Dua tahun lalu, saat bahagia mulai tumbuh di sisi harapan, aku mendadak terjatuh tak sadarkan.
Hari yang paling kamu nantikan tiba, namun berganti menjadi hari paling menyeramkan untukku.
"Siapa dia?" dalam batin yang bergemuruh bertanya-tanya.
"Mungkin, kakaknya." ujar seseorang di sebelahku.
Aku mengenal jelas, siapa kakak kamu. Nggak mungkin rasanya salah orang. Jelas sekali sosok perempuan di samping kamu bukan yang sedarah denganmu.
Kosong. Samar-samar kuperhatikan toga yang tergantung di kepalamu. Bersamaan semburat senyum sumringah yang tercipta.
Di tengah rasa bahagia yang tengah kamu selimuti, aku justru merasa khawatir, panik, dan bingung disaat yang bersamaan.
Perasaan yang entah darimana datang dengan borongan itu.
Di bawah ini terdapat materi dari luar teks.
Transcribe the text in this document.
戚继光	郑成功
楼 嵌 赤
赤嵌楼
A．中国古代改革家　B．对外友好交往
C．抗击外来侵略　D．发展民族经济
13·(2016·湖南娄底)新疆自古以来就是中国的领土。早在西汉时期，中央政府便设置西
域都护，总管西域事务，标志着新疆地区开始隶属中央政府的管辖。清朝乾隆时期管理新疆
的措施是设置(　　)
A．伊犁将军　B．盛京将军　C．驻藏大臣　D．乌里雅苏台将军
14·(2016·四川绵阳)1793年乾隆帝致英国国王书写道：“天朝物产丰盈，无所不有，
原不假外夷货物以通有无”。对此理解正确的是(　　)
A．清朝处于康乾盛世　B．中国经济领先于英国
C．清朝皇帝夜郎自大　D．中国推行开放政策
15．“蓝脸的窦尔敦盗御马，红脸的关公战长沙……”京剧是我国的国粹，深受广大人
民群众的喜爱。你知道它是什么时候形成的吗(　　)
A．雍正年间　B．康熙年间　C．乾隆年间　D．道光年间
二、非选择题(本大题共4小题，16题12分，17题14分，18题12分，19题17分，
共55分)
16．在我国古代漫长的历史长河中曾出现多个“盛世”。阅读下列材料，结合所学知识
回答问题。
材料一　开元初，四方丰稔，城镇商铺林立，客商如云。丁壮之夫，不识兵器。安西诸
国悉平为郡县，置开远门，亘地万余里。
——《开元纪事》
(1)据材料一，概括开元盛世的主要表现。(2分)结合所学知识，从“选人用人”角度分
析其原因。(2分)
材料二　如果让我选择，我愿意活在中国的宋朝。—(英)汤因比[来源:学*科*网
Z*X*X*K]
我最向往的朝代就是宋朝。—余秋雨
Tak bisa bergeming lama, ada rasa penasaran yang amat besar bergerombol masuk.
"Tolong, tanyakan langsung pakai second acount." kataku pada seseorang di sampingku.
"Lin, kamu yang sabar ya." ada suara nanar dalam pelafalannya.
Rasa penasaranku kian meninggi, "Maksud kamu gimana? Apa jawaban dia?"
"Jangan kaget, dia bilang itu pacarnya." Sontak mataku buram, "Nggak mungkin, mana mungkin dia pacaran." Aku berdalih dari luka yang muncul menyebar. Menolak pembenaran, nggak mau mengakui.
Tapi, aku ingat betul bahwa kamu adalah manusia biasa. Pernyataan nggak mungkin, seolah yang tidak dipercaya.
Lemas sekali, energi yang seharian hanya rebahan itu juga nggak mampu menahan kericuhan seluruh tubuhku.
Semua akun sosial media kamu, langsung aku unfollow, aku kehilangan kendali dalam perasaan untuk bisa memiliki. Harapan tak lagi hidup, semuanya meredup.
Aku berhenti mencintaimu, sejak hari itu. Hari wisudamu, di Yogyakarta bulan November 2023. Kota yang ingin sekali kudatangi barang kali liburan, tidak lagi aku inginkan. Kini, aku enggan mendengar kota itu.
Jika terdengar, timbul rasa tidak suka, keanehan mengapa banyak orang mau kesana. Begitu didambakan, justru aku membencinya.
Atau selama punya keinginan kesana, sebenarnya aku bukan ingin ke kota Yogyakarta, tapi aku ingin melihat kamu yang waktu itu ada di sana.
Ternyata dulu, aku ingin kesana karena orang yang ada di sana itu kamu, bukan karna destinasinya.
Benar juga kata orang-orang di luar sana, jatuh cinta sungguh buta.
Padahal sudah dua tahun berlalu, tapi namamu masih kukenang selalu. Bohong rasanya kalau bilang sudah lupa, beberapa kali merenung teringat lagi wajahmu.
Jadi, apakah cinta itu benar buta? Selama waktu berputar, aku menutup mata. Nggak mau membuka mata atau hati. Aku terkena efek yang sudah cukup parah.
Gimana ya, hubungan kamu dengan dia? Aku terus berdialog. Memutar kening yang berkerut bimbang. Sudah selama ini, masih belum bisa berganti peran. Mungkinkah, batinku sudah mati? Atau ini hanya perkara waktu.
Namun, 730 hari sudah berakhir. Besok hari ke-731, dan besok lagi ke-732, roda kehidupan terus berputar, aku yang hanya diam di tempat nggak berniat berpindah, bergerak.
Ada manusia seperti aku, yang saat jalan dengan orang lain, teringat sosok lain juga. Membandingkan perlakuan yang berbeda, menilai dari pendapat yang tidak cukup bisa dianggap benar.
Maaf, aku yang sedih. Seseorang bilang, "Siapa yang menyakitimu?" Lalu, aku bergumam, "Gimana kalau aku yang justru menyakiti seseorang?"
Tidak seperti kamu, kualifikasi yang nggak mungkin pernah ada. Lagi pula, harusnya aku sadar bahwa kamu sudah lama pergi. Lari, menjauh.